For much of my life I have seen Holy Communion only as a vehicle to wash away my sins and start again. I have many meaningful memories of times that I was weighed down with guilt. I came forward, and knelt at the communion rail to pour out my heart. For the most part I was able to walk back to my seat knowing that I was forgiven. It is not my intent to take that away from anyone. Sometimes it is just what we need. I also want to share other ways I have newfound meaning in this meal.
Jesus was often compared with John the Baptist. One of the things JTB was about was calling people to holiness. He baptized people as a ritual washing of their sins, so they would be acceptable to God. He wore strange clothes and ate strange things like locusts to prove his devotion to God. Jesus on the other hand, came eating and drinking and was even accused by some to be a glutton and a drunkard. Jesus realized how important it is to celebrate God’s goodness. Jesus drew a sharp distinction between himself and John. He said, “Of those born of women, there is none greater that JTB. But, in the Kingdom of God, it is the least, who is the greatest.” My point is not that we should eat and drink as much as we please but rather that we can at special times, not be afraid to celebrate God’s abundance. On another occasion a woman came into the house of a prominent community leader where Jesus was visiting. She broke open a jar of expensive perfume and poured it on Jesus’ feet. Everyone thought he would scold her for her extravagance yet Jesus praised her. He said that it is not wrong to celebrate now, as there will come a time when you will be in morning. Celebrating good times is important as they don’t always last. And your memories of the good times can help during the difficult ones.
BREAD FOR THE JOURNEY
When we do a Moravian style communion, the servers take the bread and wine out to the pews as a way of symbolizing how this meal is to be taken out to the streets. The purpose is for the building up of the neighborhoods we live in. We take the bread and wine into us so that we can be bread and wine for the world.
HEALING FOR THE SOUL
Sometimes when I come to communion, I picture it as a way to be put back together again. As a pastor, people often share with me when tragic things are occurring in their lives. Some weeks it seems like a parade of illnesses and broken relationships. It might be one big thing or lots of little things. I picture the holy spirit embodied in bread and wine, entering my soul through my body and seeking out the broken places and mending them.

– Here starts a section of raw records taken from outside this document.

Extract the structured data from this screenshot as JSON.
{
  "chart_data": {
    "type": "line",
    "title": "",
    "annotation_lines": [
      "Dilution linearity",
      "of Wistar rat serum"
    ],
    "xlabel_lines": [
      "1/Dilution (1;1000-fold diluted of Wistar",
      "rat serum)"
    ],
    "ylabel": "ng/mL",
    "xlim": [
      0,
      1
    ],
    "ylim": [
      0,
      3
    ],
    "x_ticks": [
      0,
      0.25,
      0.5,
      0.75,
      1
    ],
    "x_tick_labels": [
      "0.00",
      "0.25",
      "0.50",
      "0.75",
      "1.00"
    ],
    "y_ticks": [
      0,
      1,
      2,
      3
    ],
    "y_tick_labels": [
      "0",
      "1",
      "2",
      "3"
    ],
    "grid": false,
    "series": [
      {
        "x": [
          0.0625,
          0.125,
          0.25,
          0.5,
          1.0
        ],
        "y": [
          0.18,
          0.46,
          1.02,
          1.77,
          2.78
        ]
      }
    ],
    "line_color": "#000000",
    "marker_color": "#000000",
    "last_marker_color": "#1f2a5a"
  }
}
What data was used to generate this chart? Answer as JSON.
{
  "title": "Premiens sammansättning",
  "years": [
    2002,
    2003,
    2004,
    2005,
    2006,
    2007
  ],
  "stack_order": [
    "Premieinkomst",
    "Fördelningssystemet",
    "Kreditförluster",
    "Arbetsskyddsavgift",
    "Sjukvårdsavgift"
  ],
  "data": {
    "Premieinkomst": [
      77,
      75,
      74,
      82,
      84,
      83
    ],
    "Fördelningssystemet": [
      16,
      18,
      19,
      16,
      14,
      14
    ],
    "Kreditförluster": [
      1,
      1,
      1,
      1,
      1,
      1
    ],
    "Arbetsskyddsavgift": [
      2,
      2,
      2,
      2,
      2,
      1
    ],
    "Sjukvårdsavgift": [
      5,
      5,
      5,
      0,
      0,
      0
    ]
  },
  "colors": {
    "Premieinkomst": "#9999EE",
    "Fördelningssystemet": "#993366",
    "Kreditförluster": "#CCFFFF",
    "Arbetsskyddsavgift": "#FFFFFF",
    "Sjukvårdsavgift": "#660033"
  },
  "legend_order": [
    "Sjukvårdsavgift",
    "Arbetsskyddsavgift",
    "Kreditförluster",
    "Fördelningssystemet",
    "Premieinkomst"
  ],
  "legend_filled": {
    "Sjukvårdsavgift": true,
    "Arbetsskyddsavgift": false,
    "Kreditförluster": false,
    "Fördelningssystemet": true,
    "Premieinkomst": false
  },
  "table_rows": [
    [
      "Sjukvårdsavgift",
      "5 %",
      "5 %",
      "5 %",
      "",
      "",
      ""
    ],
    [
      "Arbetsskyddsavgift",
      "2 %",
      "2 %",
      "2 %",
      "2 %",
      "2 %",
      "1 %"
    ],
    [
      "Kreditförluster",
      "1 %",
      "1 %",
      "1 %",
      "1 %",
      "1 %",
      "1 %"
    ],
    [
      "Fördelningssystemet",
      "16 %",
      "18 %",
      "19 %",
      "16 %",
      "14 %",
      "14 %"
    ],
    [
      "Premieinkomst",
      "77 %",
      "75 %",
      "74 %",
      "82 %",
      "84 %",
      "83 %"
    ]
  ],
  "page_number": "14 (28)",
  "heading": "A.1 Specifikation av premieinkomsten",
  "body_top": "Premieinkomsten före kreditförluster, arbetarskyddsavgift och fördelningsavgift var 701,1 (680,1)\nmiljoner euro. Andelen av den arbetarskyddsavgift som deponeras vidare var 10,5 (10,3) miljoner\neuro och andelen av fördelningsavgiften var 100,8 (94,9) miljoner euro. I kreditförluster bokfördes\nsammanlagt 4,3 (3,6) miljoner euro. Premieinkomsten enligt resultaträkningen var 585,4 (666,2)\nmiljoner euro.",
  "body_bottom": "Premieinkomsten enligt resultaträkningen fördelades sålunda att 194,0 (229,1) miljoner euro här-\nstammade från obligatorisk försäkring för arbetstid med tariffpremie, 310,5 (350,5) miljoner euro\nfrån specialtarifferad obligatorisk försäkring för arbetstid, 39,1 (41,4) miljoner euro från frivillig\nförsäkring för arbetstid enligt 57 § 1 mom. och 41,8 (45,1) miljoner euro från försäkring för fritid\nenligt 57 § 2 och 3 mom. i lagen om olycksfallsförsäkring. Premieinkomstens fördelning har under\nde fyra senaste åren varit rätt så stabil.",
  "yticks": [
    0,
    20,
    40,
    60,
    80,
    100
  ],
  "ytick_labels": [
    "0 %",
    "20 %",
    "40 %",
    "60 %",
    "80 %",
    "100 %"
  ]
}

On some Sundays I resonate with the oneness we share in this meal. At Spirit of Peace, a kind soul named David bakes really good gluten free communion bread. We choose to offer wine that the alcohol has been removed. This allows everyone to share in the one loaf and one cup. This meal connects us not only with each other but with all Christians throughout the world and those who have come before us. I sometimes picture people throughout the ages connected though this simple meal.
When I share the words of institution I repeat the words of Jesus as He said, “Do this in remembrance of me.” I try to emphasize the word, “this.” For me it is not just a word to describe the particular meal we are about to receive. It is also things Jesus did earlier that night, like the washing of feet, the gathering to celebrate, and sharing a meal. It even extends backward to remembering things He did throughout his life. Jesus is saying not only to “Remember this,” but to “Do this.”
In several places in the Gospels there are stories of Jesus eating and drinking. Who you ate with, said a lot about who your status. Jesus not only ate with religious leaders, He also at with tax collectors, and sinners. This word sinner is the same word for debtor. Sometimes he ate with both at the same meal? Was he trying to make peace between those who were at odds? This meal as we practice it is reflective of that spirit of inclusion. You don’t have to be baptized or confirmed or even be a member of our church. This is not our meal. We may serve it, but Jesus is the host. You don’t even have to even believe that same things that I do, about it. It is God’s free gift to the world.